Browsers are a part of the web and therefore they must be continually updated. Vendors that ship browsers hold the power to keep the web moving forwards as a platform, or to hold it back.

Status of This Document

This document has been produced by the W3C Technical Architecture Group (TAG).

The TAG approved this finding at its February 2017 face to face meeting. Please send comments on this finding to the publicly archived TAG mailing list (archive).

1. Interoperable evolution

The web ecosystem enjoys a high level of interoperability, despite intense competition between browser vendors. Interoperability allows web developers to build experiences that are portable across devices and operating systems at a scale unique in the history of computing. Code written once can render in every browser.

Interoperability helps the web progress — innovation propagates between browsers though competition and standards. Browsers that are slow to update can inhibit the web’s evolution. The web has suffered periods of stagnation, impeding progress for users and developers.

Today, the web ecosystem is developing rapidly. Rapid, automatic software updates, vendor co-operation, standardization, and competition are essential to a healthy web. They have allowed:

2. Subsetting slows evolution

Some products support only a limited subset of the web platform. Vendors create these subsetted web runtimes for a number of reasons:

  1. Intentionally: to simplify their implementation, reduce resource requirements or meet environmental constraints (e.g., some browsers in TVs).

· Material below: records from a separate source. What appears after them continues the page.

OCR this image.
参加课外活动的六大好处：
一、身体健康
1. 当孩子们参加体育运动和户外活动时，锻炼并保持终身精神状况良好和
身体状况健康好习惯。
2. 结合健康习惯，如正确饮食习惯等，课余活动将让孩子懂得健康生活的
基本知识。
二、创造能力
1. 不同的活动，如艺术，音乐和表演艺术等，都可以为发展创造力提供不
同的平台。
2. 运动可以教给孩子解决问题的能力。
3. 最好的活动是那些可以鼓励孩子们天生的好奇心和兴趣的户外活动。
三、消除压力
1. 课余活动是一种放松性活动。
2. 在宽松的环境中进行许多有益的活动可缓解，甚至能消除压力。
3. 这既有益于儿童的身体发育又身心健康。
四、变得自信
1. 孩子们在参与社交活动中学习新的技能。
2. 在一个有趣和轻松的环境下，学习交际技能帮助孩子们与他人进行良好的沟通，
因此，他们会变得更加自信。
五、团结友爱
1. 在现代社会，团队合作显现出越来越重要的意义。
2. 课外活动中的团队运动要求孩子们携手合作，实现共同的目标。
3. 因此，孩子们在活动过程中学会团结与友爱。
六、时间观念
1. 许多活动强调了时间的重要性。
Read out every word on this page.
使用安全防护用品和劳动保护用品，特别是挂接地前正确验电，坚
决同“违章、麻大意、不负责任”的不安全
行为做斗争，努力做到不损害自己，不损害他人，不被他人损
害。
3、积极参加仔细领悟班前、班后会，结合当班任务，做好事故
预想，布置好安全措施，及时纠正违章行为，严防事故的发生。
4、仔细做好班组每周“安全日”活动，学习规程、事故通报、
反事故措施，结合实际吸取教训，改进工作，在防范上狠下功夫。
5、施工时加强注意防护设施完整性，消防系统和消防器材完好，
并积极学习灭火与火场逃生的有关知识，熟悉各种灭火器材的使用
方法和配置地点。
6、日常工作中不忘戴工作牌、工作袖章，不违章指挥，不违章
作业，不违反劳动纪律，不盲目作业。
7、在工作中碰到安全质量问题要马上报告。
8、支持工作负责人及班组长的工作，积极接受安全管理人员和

  2. Unintentionally: by shipping a relatively complete implementation but failing to update it as the web evolves (e.g., browsers from the pre-auto-update era or browsers on old operating systems not supported by the current version of the browser).

Web developers have a natural instinct to build content for the broadest possible audience. These subsetted browsers may require them to build separate content. They may also delay adoption of newer features across the web.

Subsets and legacy browsers can hold the lowest common denominator down, preventing the spread of platform-wide progress. This risk is magnified by use; more instances of subsetted browsers lead to a more heterogeneous web. Runtimes which are not general-purpose browsers or do not see much use pose less risk.

3. Browsers are part of the web and must be continually updated

Vendors must decide whether their products can browse the public web. Products that can load arbitrary content are “browsers”. Browsers must be regularly updated, especially to fix security and interoperability bugs — ideally with an automatic, secure update mechanism.

This responsibility does not limit vendors' freedom to use elements of web technologies or browser-derived runtimes to create closed systems (e.g. digital signage platforms or intranet-specific environments) that do not access the public web.